Он не сделал никакого угрожающего жеста, не потянулся к лежащему под рукой автомату, но Алька понял: сейчас он убьет деда. И они останутся втроем.
– Ваше… ваше благородие… – торопливо поправился дед Матвей, тоже углядевший что-то совсем нехорошее во взгляде собеседника. – Извиняйте, невзначай вырвалось…
– Вот так. И только так. Теперь отвечаю: вы живете на чужой земле. На самовольно захваченной чужой земле. А за все в жизни надо платить. Не только за землю. Защита тоже кое-чего стоит. Его сиятельство давно всем самочинщикам амнистию выписал: живите, землю поднимайте, хозяйство крепите… Ну и налог, конечно, платите, и предписания соблюдайте. А если беспредельщики из-за Плюссы придут? Картошечку заберут, тебя, старинушка, на месте кончат, а парня с бабой – в шахты, сланец рубить. А нынче шахтеры не те, что в старые времена, когда их большими деньгами в шахту заманивали. Нынче у шахтера один путь – вниз, под землю. Под солнышко даже трупом не вернется. Пока норму наверх выдают, им жратву и воду вниз спускают, да теплогенераторы. А не отгрузят – шиш, друг друга жрите. И ведь жрут, по слухам. Что тебе, парень, больше по нраву: картошечкой поделиться с тем, кто тебя охраняет, или в шахтеры пойти? Можешь не отвечать, вопрос риторический. Короче говоря, не нравятся порядки здешние – собирайте манатки и ищите лучшей доли. Его сиятельство никого силком не удерживает.

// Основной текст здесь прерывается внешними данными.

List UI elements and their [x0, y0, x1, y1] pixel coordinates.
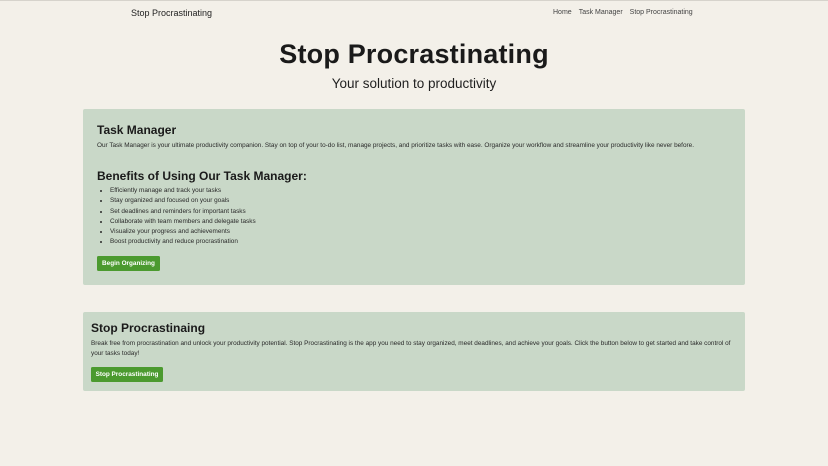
task-manager-description: Our Task Manager is your ultimate produc…: [97, 142, 694, 149]
stop-procrastinating-button[interactable]: Stop Procrastinating: [91, 367, 163, 382]
task-manager-title: Task Manager: [97, 123, 177, 137]
navbar-brand[interactable]: Stop Procrastinating: [131, 8, 212, 18]
stop-procrastinating-card: Stop Procrastinaing Break free from proc…: [83, 312, 745, 391]
benefits-title: Benefits of Using Our Task Manager:: [97, 169, 307, 183]
begin-organizing-button[interactable]: Begin Organizing: [97, 256, 160, 271]
nav-links: Home Task Manager Stop Procrastinating: [553, 9, 693, 16]
list-item: Collaborate with team members and delega…: [110, 217, 256, 227]
list-item: Visualize your progress and achievements: [110, 227, 256, 237]
stop-procrastinating-description: Break free from procrastination and unlo…: [91, 340, 731, 357]
benefits-list: Efficiently manage and track your tasks …: [110, 186, 256, 248]
page-subtitle: Your solution to productivity: [331, 76, 497, 91]
list-item: Set deadlines and reminders for importan…: [110, 207, 256, 217]
list-item: Boost productivity and reduce procrastin…: [110, 237, 256, 247]
nav-link-home[interactable]: Home: [553, 9, 572, 16]
navbar: Stop Procrastinating Home Task Manager S…: [0, 1, 828, 25]
page-title: Stop Procrastinating: [279, 39, 549, 69]
stop-procrastinating-title: Stop Procrastinaing: [91, 321, 206, 335]
list-item: Efficiently manage and track your tasks: [110, 186, 256, 196]
nav-link-stop-procrastinating[interactable]: Stop Procrastinating: [630, 9, 693, 16]
task-manager-card: Task Manager Our Task Manager is your ul…: [83, 109, 745, 285]
nav-link-task-manager[interactable]: Task Manager: [579, 9, 623, 16]
list-item: Stay organized and focused on your goals: [110, 196, 256, 206]
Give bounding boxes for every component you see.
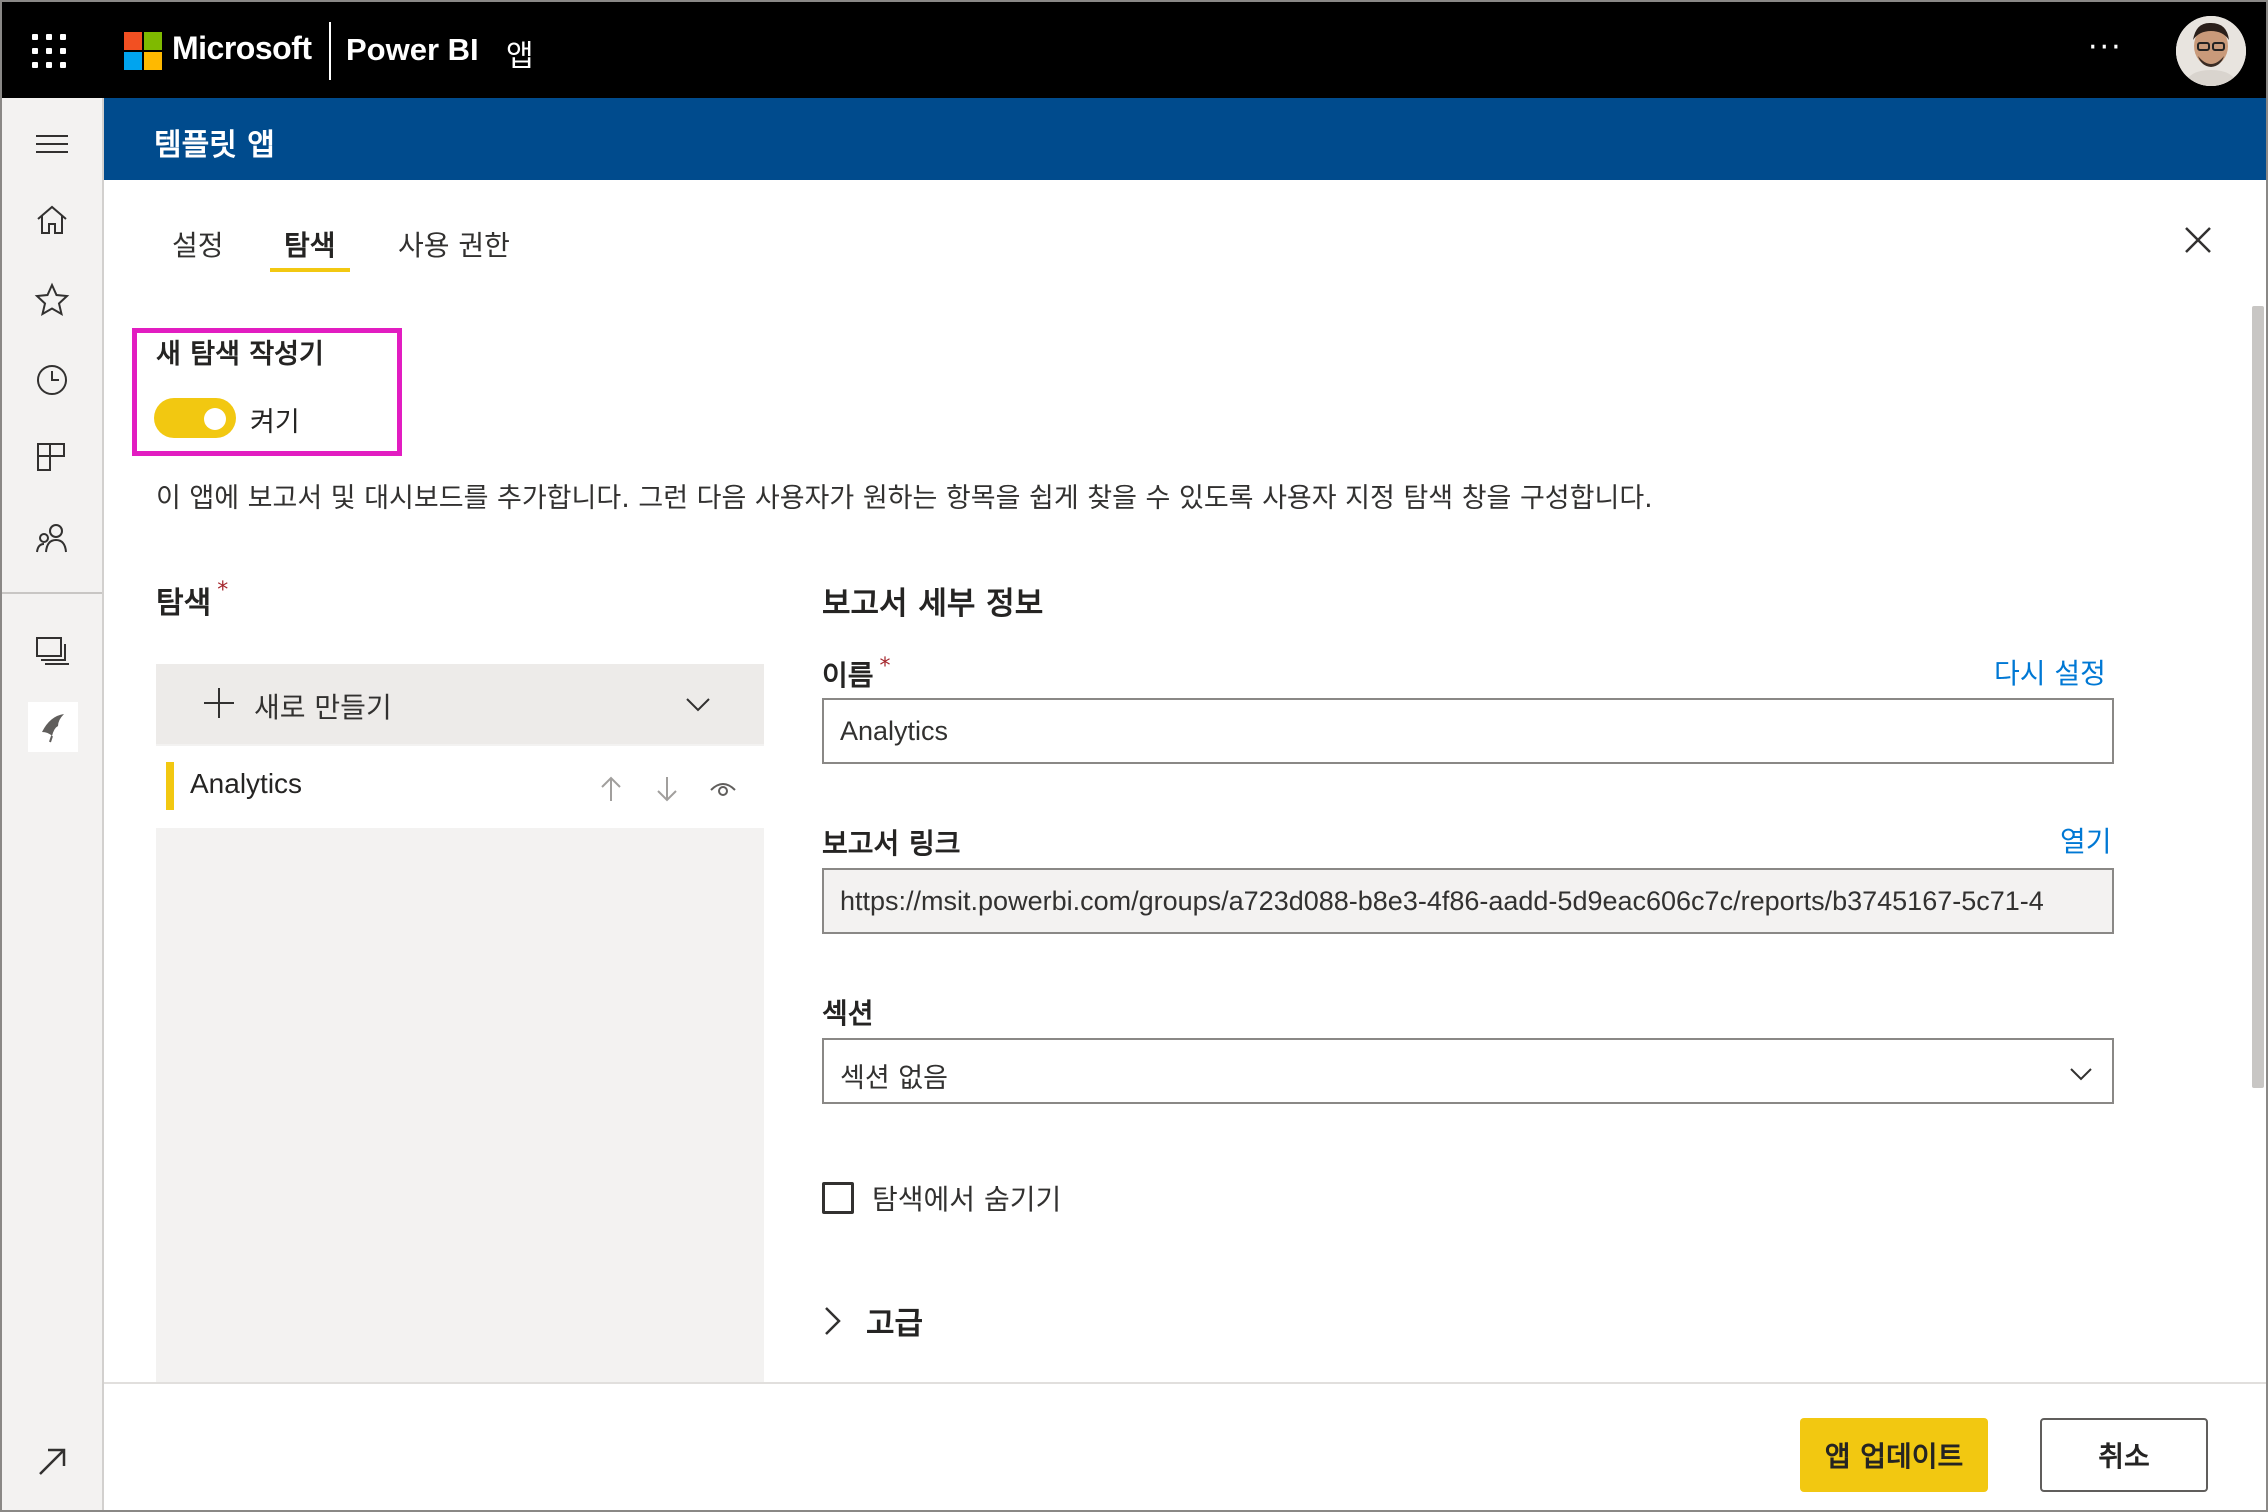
report-link-field[interactable]: https://msit.powerbi.com/groups/a723d088… [822, 868, 2114, 934]
navigation-heading-text: 탐색 [156, 586, 212, 621]
footer-actions: 앱 업데이트 취소 [104, 1382, 2266, 1510]
apps-icon[interactable] [32, 438, 72, 478]
required-mark: * [217, 578, 229, 603]
move-up-arrow-icon[interactable] [596, 774, 626, 804]
app-launcher-icon[interactable] [32, 34, 66, 68]
page-title: 템플릿 앱 [154, 128, 275, 163]
plus-icon [204, 688, 234, 718]
template-app-panel: 설정 탐색 사용 권한 새 탐색 작성기 켜기 이 앱에 보고서 및 대시보드를… [104, 180, 2266, 1510]
section-dropdown-value: 섹션 없음 [840, 1063, 948, 1094]
hide-from-navigation-checkbox[interactable] [822, 1182, 854, 1214]
name-field[interactable]: Analytics [822, 698, 2114, 764]
tab-navigation[interactable]: 탐색 [284, 224, 336, 264]
nav-divider [2, 592, 102, 594]
name-label-text: 이름 [822, 659, 874, 692]
page-header-bar: 템플릿 앱 [104, 98, 2266, 180]
tab-selected-indicator [270, 268, 350, 272]
update-app-button[interactable]: 앱 업데이트 [1800, 1418, 1988, 1492]
workspaces-icon[interactable] [32, 630, 72, 670]
recent-clock-icon[interactable] [32, 360, 72, 400]
section-label: 섹션 [822, 997, 874, 1030]
new-nav-builder-title: 새 탐색 작성기 [156, 339, 324, 370]
list-item[interactable]: Analytics [156, 746, 764, 828]
expand-arrow-icon[interactable] [32, 1442, 72, 1482]
tab-permissions[interactable]: 사용 권한 [398, 224, 510, 264]
left-nav-rail [2, 98, 104, 1510]
chevron-down-icon [2070, 1068, 2092, 1081]
home-icon[interactable] [32, 200, 72, 240]
report-link-label: 보고서 링크 [822, 827, 961, 860]
section-dropdown[interactable]: 섹션 없음 [822, 1038, 2114, 1104]
top-app-bar: Microsoft Power BI 앱 ··· [2, 2, 2266, 98]
microsoft-logo-icon [124, 32, 162, 70]
name-field-label: 이름 * [822, 654, 891, 694]
name-field-value: Analytics [840, 716, 949, 746]
create-new-label: 새로 만들기 [254, 691, 392, 724]
workspace-bird-icon [42, 714, 64, 743]
more-options-icon[interactable]: ··· [2088, 30, 2123, 65]
avatar[interactable] [2176, 16, 2246, 86]
brand-company: Microsoft [172, 30, 312, 66]
navigation-heading: 탐색 * [156, 578, 228, 622]
app-window: Microsoft Power BI 앱 ··· 템플릿 앱 설정 탐색 사용 … [0, 0, 2268, 1512]
new-nav-builder-toggle[interactable] [154, 398, 236, 438]
toggle-knob [204, 408, 226, 430]
advanced-section-toggle[interactable]: 고급 [866, 1298, 923, 1343]
close-icon[interactable] [2178, 220, 2218, 260]
current-workspace-tile[interactable] [28, 702, 78, 752]
create-new-button[interactable]: 새로 만들기 [156, 664, 764, 744]
visibility-eye-icon[interactable] [708, 774, 738, 804]
tab-settings[interactable]: 설정 [172, 224, 224, 264]
brand-separator [329, 22, 331, 80]
shared-with-me-icon[interactable] [32, 518, 72, 558]
selected-item-indicator [166, 762, 174, 810]
favorites-star-icon[interactable] [32, 280, 72, 320]
report-link-value: https://msit.powerbi.com/groups/a723d088… [840, 886, 2044, 916]
breadcrumb-section[interactable]: 앱 [506, 31, 534, 75]
list-item-label: Analytics [190, 768, 303, 799]
hamburger-menu-icon[interactable] [32, 124, 72, 164]
scrollbar[interactable] [2252, 306, 2264, 1088]
open-link[interactable]: 열기 [2060, 820, 2112, 860]
chevron-right-icon[interactable] [820, 1304, 846, 1338]
toggle-label: 켜기 [250, 407, 300, 438]
reset-link[interactable]: 다시 설정 [1994, 652, 2106, 692]
chevron-down-icon[interactable] [684, 690, 712, 718]
report-details-heading: 보고서 세부 정보 [822, 586, 1044, 622]
move-down-arrow-icon[interactable] [652, 774, 682, 804]
brand-product[interactable]: Power BI [346, 32, 479, 68]
hide-from-navigation-label: 탐색에서 숨기기 [872, 1183, 1062, 1216]
navigation-description: 이 앱에 보고서 및 대시보드를 추가합니다. 그런 다음 사용자가 원하는 항… [156, 483, 1653, 514]
cancel-button[interactable]: 취소 [2040, 1418, 2208, 1492]
required-mark: * [879, 654, 891, 679]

– А кто это – его сиятельство? И «замок» его где? – торопливо спросил Алька, чувствуя, что время свободных вопросов истекает.
– Его сиятельство – господин барон Гильмановский, глава волостной администрации. Ну а замком мы администрацию зовем… Где ж обитать барону, как не в замке?
– Настоящий барон? – подивился дед. – Из тех, допрежних?
– Не из тех, но самый доподлинный. Удостоен за заслуги перед императорским домом. Бумага из Цюриха, от наследника престола выправлена, на стене висит, в рамке и с золотой печатью. И герб от геральдической комиссии – вот, видал?